Neil and I had met in art college and bonded over The Ramones. Originally from Port Talbot, he was now a guitarist in a punk band, and looked the part, with blond-dyed, unkempt hair, worn leather jacket and ripped jeans. The down-at-heel-rocker look was set off by Neil’s tall, lanky slouch, beaky nose and wasted complexion. From a distance, he could look threatening, but there was sly humour in his pale, grey eyes.

He was on good form, as ever, chain-smoking and cracking off-colour band jokes. As we chatted, though, reminiscing and bullshitting, I thought he looked tour-weary and a little preoccupied. He didn’t suggest jamming, as he usually did, so I let it slide, though I’d brought along my acoustic guitar. Instead, the subject of Christmas came up. Neil said he dreaded going home for Christmas. I asked him why that was, though I had half an idea.

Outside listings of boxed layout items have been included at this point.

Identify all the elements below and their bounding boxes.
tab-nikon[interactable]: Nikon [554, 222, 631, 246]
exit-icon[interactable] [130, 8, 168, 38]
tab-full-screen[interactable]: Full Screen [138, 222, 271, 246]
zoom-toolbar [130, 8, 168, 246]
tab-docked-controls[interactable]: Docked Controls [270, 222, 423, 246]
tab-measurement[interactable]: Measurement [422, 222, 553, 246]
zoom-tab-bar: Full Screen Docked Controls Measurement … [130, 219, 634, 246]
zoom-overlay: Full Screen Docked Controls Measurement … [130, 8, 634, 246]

“Oh, the same thing happens every year,” he said gloomily, lighting a cigarette. “It’s like clockwork. The family gets together, and, after dinner, the men go into one room and the women into another. In the men’s room, so to speak, there are always these flagons of Brain’s ale, loads of them. The men just get stuck in, drinking like there’s no tomorrow, and then my uncles start laying into me.”

“Why do they do that?” I asked. Neil thought for a moment, the creases of a frown forming between his eyes. I fancied I saw the beginnings of a thousand-yard stare and wondered if I’d gone too far, but he was speaking again.

“Well, it’s kind of a traditional family, see. Men are men, and women are women, and that’s it. They just don’t get it if you step outside the box. The men, especially, are a bit suspicious of me ’cause I’m in a band, and they hate the way I look. So they get drunk and it all comes out.” He summoned a bleak, lop-sided smile. “It’s a tradition in itself.”

Long journeys between gigs in a clapped-out tour bus had honed Neil’s gift for sharing stories, and I sensed he was okay with the family stuff. I decided I could press him further, though I doubted his family could be crazier than mine. I wanted to know, and I didn’t. Neil’s words were moving something in me, like a magnet over iron filings. In spite of his family’s treatment of him, Neil had survived fairly intact and was living his dream, but I knew it could go either way. What was it with uncles? Neil made his guitar howl like a banshee on stage and could tell a fine story, but one of my cousins, equally gifted in his youth and with similar family issues, would never speak again.

“So what happens?” I said. I wasn’t sure I liked where we were going with this, but Neil was hitting his stride.

“It’s like the script’s already written,” he replied. “It always starts with rugby. Most of the guys are mad keen on the game. In our family there’s a history, goes way back, of the men playing for the Harlequins. It’s like I’ve let the side down or something. ‘Why have you got long hair? How come you never tried for the Harlequins? What are you, a poof?’ If the drinking goes on long enough, one of them might take a swing at me.”

“Whoa,” I said. “Bummer.” The iron dust shifted and coalesced, fixing frames from my family’s past I hadn’t viewed in years and was mostly unaware of. If I was being honest, I had a lot of time for the mind’s dark corners.

“Yeah, well, I usually have a few beers, too, so it doesn’t bother me that much,” Neil went on. “I sometimes get a couple of swings in myself, but I’m no match for those rugby guys. They spend their lives fighting on the pitch. It’s second nature to them. Most years I get a good kicking.”

“Jeez, mate, that’s a hell of a family welcome,” I said. “If it happened to me I’d be spending Christmas somewhere else, for sure.”

Neither of us spoke for a minute or two, staring at the floor. I thought about sharing what was in my own head, but Neil was looking at me intently, prompting.

“So what happens next?” I asked, knowing the answer already.

“It’s not so bad, really,” he said, grinning. “When the guys have punched themselves out of breath, the women come in, right on cue, and have a go at their men for having a go at me.” He paused. “To be honest, I’d rather take a beating off my uncles than a tongue-lashing from my Auntie Glad.” He dragged on his cigarette. “Then the women take me into the kitchen, patch me up and make a big fuss of me. It’s brilliant.” He thought for a second. “Come to think of it, I wouldn’t miss it for anything.”

He laughed, then, at the brutal absurdity of it all, and so did I. There was a shift in perspective. The images that his story had conjured in me sank out of sight, and that was that. Neil looked at me shrewdly as he ground his spent cigarette into the ashtray. He winked.

“So, what are you doing for Christmas?” he said.


Andy Lumborg lives in the hills at the top end of a Welsh valley. He also writes poems.